Conflict of Interest Disclosure All work was funded and completed as part of the scope of a PhD for Ruth Walker by Boehringer Ingelheim Pharma GmbH & Co. KG.

##Olga Tereszkowska-Kaminska (University of Liverpool) I am honoured to have received the Student and Support Staff Conference bursary and would like to thank the British Society for Proteome Research for the award. Being a first year PhD student at the University of Liverpool, it has been an amazing opportunity to attend the BSPR-EuPA conference in Newcastle and present my first poster. I was really happy to meet many people with different proteomics interests, introducing me to the wider research world of proteomics. I also got to meet other first year PhD students and compare experiences, some of whom were also attending their first conference which was nice to try and figure things out together.

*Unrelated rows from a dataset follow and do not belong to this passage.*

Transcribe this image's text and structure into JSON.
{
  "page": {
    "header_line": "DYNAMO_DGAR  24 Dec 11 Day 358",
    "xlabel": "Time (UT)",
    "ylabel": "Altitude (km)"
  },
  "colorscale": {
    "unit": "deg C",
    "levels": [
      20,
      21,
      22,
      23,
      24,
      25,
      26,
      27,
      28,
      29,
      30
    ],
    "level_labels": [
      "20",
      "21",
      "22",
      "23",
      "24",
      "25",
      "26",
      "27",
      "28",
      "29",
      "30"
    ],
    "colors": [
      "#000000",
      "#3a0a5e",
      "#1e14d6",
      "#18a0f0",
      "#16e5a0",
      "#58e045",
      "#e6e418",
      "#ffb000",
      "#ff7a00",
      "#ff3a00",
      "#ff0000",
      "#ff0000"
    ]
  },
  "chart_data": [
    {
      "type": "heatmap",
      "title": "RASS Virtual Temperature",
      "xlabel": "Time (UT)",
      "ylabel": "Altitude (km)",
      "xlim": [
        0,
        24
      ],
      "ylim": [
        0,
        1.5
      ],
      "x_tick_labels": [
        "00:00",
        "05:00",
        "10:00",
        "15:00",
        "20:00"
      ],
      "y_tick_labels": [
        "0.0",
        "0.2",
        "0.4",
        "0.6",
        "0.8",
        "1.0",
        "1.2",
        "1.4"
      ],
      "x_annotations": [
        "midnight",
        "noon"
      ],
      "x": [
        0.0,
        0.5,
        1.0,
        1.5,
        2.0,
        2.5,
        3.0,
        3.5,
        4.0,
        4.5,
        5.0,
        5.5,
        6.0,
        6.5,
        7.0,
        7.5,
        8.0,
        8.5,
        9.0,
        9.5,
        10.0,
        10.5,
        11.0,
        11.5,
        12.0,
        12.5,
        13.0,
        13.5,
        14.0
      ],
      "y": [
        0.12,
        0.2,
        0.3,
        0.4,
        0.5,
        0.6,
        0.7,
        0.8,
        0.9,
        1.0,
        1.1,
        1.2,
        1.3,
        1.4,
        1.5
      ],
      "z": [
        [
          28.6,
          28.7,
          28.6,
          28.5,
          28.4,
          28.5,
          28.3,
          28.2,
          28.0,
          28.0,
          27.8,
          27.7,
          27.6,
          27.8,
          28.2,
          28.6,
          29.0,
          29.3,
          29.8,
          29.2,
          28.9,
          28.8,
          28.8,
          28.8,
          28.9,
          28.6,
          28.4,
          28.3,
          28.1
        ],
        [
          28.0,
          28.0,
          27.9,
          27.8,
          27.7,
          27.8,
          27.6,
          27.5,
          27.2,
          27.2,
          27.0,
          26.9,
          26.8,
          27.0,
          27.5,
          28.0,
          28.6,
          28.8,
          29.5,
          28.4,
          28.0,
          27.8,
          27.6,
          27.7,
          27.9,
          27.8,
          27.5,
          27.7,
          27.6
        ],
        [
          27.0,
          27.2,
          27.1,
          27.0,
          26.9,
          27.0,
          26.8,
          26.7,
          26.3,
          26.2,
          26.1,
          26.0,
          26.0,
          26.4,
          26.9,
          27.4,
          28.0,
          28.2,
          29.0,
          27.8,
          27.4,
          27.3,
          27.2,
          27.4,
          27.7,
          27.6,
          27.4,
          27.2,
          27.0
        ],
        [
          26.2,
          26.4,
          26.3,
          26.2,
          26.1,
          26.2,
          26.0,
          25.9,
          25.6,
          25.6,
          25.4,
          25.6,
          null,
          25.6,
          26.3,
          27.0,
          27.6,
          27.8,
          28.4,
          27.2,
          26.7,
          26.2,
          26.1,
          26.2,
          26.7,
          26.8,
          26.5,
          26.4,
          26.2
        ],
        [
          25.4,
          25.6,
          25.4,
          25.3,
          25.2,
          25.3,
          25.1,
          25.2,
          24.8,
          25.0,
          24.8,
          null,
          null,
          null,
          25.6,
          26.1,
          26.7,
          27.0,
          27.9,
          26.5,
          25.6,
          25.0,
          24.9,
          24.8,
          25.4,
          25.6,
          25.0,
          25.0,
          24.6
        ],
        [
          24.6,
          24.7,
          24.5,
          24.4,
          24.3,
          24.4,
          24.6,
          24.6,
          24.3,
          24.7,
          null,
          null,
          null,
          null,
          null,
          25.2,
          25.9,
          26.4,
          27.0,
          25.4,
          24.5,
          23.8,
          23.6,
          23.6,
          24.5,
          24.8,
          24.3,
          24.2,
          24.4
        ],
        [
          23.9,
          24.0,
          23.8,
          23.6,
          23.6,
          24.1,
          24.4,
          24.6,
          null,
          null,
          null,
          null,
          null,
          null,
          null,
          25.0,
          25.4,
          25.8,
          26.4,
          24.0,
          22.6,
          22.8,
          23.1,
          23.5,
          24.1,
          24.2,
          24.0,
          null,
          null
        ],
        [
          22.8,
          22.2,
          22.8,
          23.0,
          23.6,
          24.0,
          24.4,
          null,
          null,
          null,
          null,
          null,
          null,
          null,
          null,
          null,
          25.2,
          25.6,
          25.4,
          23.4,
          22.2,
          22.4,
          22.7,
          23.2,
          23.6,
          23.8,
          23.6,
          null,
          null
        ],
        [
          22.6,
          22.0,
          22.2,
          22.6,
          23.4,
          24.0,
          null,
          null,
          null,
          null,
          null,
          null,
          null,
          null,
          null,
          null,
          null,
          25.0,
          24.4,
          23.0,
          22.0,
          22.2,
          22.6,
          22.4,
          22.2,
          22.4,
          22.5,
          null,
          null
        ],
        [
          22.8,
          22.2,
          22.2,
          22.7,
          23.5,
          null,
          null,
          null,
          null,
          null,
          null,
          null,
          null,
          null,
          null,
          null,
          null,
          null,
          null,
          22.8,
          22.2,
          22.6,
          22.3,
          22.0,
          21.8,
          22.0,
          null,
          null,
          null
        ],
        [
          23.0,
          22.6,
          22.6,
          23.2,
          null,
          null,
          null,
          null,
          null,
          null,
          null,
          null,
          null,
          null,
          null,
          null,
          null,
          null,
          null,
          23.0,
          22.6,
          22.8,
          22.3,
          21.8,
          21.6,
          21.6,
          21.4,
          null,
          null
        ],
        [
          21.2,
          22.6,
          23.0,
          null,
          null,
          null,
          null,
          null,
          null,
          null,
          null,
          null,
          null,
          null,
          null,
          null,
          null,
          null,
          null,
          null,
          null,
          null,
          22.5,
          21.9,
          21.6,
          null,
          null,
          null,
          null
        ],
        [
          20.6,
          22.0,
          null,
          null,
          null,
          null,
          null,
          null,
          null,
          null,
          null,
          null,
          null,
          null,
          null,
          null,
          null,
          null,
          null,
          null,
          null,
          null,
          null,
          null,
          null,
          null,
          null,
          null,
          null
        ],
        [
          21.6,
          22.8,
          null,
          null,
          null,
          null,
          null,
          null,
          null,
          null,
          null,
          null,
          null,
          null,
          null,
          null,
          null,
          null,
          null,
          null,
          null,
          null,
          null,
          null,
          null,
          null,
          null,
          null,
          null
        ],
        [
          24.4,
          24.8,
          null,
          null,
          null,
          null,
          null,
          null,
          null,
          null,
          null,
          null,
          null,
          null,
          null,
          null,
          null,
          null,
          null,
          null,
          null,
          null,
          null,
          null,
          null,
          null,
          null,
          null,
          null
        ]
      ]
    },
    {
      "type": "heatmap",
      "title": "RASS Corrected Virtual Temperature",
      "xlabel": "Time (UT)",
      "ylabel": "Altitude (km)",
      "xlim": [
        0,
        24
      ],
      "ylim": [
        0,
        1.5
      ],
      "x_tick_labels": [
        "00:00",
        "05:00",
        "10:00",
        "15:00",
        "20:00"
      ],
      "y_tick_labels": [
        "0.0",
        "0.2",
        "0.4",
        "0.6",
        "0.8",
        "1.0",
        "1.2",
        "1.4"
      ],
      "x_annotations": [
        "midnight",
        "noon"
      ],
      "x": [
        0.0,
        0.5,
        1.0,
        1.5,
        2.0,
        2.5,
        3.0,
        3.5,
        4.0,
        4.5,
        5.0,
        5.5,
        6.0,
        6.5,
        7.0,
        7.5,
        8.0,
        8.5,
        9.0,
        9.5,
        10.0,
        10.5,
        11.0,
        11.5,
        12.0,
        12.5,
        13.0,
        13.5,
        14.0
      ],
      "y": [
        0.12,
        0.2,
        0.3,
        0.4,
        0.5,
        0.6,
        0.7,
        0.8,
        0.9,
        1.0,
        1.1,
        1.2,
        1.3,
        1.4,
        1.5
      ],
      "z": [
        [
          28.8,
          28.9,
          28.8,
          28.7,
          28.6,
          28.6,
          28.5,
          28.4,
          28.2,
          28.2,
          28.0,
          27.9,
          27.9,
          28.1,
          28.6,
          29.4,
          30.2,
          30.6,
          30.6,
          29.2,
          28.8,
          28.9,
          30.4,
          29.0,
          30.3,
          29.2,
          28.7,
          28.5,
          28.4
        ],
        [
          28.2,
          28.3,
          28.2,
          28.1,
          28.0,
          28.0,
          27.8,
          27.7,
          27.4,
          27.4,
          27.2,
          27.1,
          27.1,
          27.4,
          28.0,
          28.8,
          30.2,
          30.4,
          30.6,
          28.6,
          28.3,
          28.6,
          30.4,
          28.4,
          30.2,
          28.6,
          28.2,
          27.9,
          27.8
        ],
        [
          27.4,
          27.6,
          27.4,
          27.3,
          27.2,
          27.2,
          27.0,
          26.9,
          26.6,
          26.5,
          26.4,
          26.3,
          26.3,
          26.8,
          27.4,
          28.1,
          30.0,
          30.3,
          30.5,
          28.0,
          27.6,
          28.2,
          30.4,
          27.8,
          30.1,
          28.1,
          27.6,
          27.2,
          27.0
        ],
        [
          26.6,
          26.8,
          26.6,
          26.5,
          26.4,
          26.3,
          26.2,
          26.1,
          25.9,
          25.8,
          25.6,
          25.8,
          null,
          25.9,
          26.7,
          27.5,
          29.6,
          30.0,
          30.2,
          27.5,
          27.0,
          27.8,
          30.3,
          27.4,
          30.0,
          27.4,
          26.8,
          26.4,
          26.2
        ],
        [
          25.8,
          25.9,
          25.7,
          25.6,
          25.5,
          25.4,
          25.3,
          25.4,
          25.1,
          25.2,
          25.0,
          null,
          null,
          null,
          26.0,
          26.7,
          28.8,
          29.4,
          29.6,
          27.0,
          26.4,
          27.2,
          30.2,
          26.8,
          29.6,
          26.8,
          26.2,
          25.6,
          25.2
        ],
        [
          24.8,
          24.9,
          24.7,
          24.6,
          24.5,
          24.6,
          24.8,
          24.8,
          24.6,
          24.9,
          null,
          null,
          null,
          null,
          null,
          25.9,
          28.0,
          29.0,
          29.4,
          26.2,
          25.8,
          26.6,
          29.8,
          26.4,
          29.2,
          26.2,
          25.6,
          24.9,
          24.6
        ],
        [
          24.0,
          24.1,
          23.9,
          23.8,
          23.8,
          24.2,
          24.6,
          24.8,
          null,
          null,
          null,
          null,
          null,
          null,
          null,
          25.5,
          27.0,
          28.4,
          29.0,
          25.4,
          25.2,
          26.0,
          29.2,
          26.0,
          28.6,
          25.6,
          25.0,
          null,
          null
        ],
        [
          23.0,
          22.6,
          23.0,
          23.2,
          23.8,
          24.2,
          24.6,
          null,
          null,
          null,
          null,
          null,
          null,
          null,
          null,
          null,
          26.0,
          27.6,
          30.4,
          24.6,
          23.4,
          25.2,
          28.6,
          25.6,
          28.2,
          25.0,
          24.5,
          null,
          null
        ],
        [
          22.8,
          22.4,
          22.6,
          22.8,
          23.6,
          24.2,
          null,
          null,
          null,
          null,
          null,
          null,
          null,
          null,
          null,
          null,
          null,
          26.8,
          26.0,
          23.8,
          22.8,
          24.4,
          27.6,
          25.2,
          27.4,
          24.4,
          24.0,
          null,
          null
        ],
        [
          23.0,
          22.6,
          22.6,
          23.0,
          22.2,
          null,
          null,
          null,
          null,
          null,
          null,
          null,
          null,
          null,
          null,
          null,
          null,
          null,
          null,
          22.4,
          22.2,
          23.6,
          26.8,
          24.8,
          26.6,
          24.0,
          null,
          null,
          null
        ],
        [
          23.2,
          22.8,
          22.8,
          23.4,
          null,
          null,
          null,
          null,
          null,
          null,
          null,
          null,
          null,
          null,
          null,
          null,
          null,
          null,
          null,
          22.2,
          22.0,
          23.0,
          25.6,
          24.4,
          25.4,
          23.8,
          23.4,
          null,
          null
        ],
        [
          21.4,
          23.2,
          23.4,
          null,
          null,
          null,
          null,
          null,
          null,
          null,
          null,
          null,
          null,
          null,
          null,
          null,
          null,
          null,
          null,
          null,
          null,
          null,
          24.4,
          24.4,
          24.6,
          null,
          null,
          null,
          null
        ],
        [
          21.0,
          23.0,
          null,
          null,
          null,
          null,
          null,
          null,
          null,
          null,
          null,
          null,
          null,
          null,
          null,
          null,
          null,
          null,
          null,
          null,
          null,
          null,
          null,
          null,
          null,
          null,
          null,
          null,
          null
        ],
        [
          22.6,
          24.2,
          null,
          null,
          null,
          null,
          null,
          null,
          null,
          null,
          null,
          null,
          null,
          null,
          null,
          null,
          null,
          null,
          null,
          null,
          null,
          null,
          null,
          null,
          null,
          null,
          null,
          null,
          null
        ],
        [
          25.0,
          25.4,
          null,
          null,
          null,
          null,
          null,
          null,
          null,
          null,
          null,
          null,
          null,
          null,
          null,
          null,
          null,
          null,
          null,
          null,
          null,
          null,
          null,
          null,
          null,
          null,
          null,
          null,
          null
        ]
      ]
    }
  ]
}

The talks were diverse and very interesting, and I especially enjoyed the Post-Translational Modifications session with Tiziana Bonaldi’s talk on the role of protein methyltransferases in cancer plasticity and resistance. This session and talk related to my research and gave me new insights into where my PhD could take me. Attending the Thermo Fischer Scientific post-ASMS workshop also introduced me to new instruments and how they compare to the ones I am using now.

Exploring Newcastle was a highlight and an insight into living there for when I will be visiting my secondary supervisor’s lab. Therefore this funding is a great help with other parts of my PhD, as well as allowing me to attend my first conference and present my data so far to researchers in proteomics.

Thank you to the organisers of the conference and I hope to also attend next year. Again, I am grateful to the BSPR for awarding me this bursary.